Ruggero DRUETTA

Université de Turin

L’énonciation parodique : le masque et le calque

D’un point de vue textuel, la parodie est une pratique consistant en la mimesis déformante d’un hypotexte plus ou moins reconnaissable, ou d’un genre textuel fortement codé et servant de modèle, dans un but ludique, se doublant éventuellement d’une finalité de moquerie ou de critique (Druetta, 2020). Il en découle la double polarité de la parodie et son intérêt pour l’analyse linguistique. Côté pile, on trouve l’aspect mimétique, imitatif, le calque du parodié, que Golopentia-Eretescu (1984) qualifie de composante monstrative de la parodie. Cela concerne d’abord l’observation, puis la sélection, la reproduction et la mise en saillance (Inkova, 2011) d’éléments contribuant à l’identification de la cible. Les éléments visés appartiennent aux différents niveaux d’analyse linguistique, puisqu’ils vont des particularités phonétiques et prosodiques à la récurrence de certains éléments lexicaux ou de certaines tournures syntaxiques, textuelles et thématiques, auxquelles on pourra ajouter la composante gestuelle, le schéma corporel et la tenue vestimentaire, ainsi que, parfois, les données environnementales ou certains objets emblématiques liés à la cible de la parodie. Cette opération d’essentialisation est nécessaire à la prototypicalisation de la cible et présente donc un intérêt certain pour le linguiste qui envisage le continuum langagier en termes de traits différentiels.
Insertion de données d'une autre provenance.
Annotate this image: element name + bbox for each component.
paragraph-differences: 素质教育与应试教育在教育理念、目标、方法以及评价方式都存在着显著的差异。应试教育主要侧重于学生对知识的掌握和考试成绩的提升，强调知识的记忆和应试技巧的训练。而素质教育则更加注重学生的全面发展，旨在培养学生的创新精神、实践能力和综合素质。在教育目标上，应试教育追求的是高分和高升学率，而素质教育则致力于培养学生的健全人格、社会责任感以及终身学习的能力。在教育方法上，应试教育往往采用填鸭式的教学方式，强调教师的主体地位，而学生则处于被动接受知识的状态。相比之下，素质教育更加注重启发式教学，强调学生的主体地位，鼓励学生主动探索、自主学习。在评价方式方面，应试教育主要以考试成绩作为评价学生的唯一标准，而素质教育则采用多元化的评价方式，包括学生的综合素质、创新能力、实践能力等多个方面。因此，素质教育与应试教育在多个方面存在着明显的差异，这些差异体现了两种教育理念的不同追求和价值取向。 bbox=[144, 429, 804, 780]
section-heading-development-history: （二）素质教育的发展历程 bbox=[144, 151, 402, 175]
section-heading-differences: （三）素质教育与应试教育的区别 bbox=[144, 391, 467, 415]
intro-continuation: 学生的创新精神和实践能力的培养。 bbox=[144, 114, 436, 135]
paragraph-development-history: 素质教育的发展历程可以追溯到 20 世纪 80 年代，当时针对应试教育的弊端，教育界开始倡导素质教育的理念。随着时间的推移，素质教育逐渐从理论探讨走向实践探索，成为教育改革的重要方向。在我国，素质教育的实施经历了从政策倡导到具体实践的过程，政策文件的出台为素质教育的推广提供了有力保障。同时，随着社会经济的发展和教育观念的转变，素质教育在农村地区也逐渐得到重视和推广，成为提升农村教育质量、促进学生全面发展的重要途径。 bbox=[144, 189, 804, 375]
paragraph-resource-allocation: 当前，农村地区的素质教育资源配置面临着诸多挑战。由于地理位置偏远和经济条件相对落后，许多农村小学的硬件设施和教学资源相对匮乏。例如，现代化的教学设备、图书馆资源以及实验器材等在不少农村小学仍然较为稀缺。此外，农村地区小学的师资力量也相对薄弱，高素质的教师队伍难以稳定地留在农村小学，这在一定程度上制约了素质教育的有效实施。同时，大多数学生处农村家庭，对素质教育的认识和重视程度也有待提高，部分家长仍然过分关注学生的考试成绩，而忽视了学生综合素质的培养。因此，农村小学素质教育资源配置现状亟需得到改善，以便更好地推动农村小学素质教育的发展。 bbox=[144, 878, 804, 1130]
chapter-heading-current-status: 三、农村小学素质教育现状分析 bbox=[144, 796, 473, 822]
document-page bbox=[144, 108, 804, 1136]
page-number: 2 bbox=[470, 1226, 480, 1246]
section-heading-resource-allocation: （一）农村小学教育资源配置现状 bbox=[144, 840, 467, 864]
Côté face, on rencontre le masque, l’aspect de la déformation de l’hypotexte et la finalité pragmatique perlocutoire de susciter le rire ou la distanciation critique. Dans ce cas, les aspects visés par l’analyse sont, d’une part, les procédés de déformation et d’amplification et, d’autre part, les mécanismes dialogiques (interdiscursifs et interlocutifs) et les postures énonciatives (Rabatel, 2012) mis en jeu par l’énonciation parodique pour parvenir à ses fins.

L’analyse que nous proposons de présenter, à partir du travail de quelques artistes contemporains (Laurent Gerra, Nicolas Canteloup, Gad Elmaleh, Elie Kakou, Noëlle Perna, Anne Roumanoff) nous permettra de présenter les deux aspects envisagés à travers une variété de cibles parodiques allant de la personnalité individuelle au groupe social et jusqu’au texte littéraire, et de montrer que ces productions se différencient principalement par le dosage respectif de la mimesis et de la déformation.

Références

DRUETTA, Ruggero, (2020), « La parodie : un genre discursif révélateur de l’imbrication identité singulière-identité collective », in PAISSA Paola, KOREN Roselyne (éds), Du singulier au collectif, Berne, Peter Lang.

GOLOPENTIA-ERETESCU, Sanda [1984] « La parole et la feinte » in Dire la Parodie, Colloque de Cerisy, Thomson Clive et Pagès Alain éditeurs - Peter Lang.

INKOVA, Olga (dir), 2011, Saillance. Aspects linguistiques et communicatifs de la mise en évidence dans un texte, Volume 1, Besançon, Presses de l’Université de Franche-Comté, 2011

RABATEL, Alain, 2012, « Positions, positionnements et postures de l’énonciateur », TRANEL, Travaux Neuchâtelois de Linguistique, 56, p.23-42.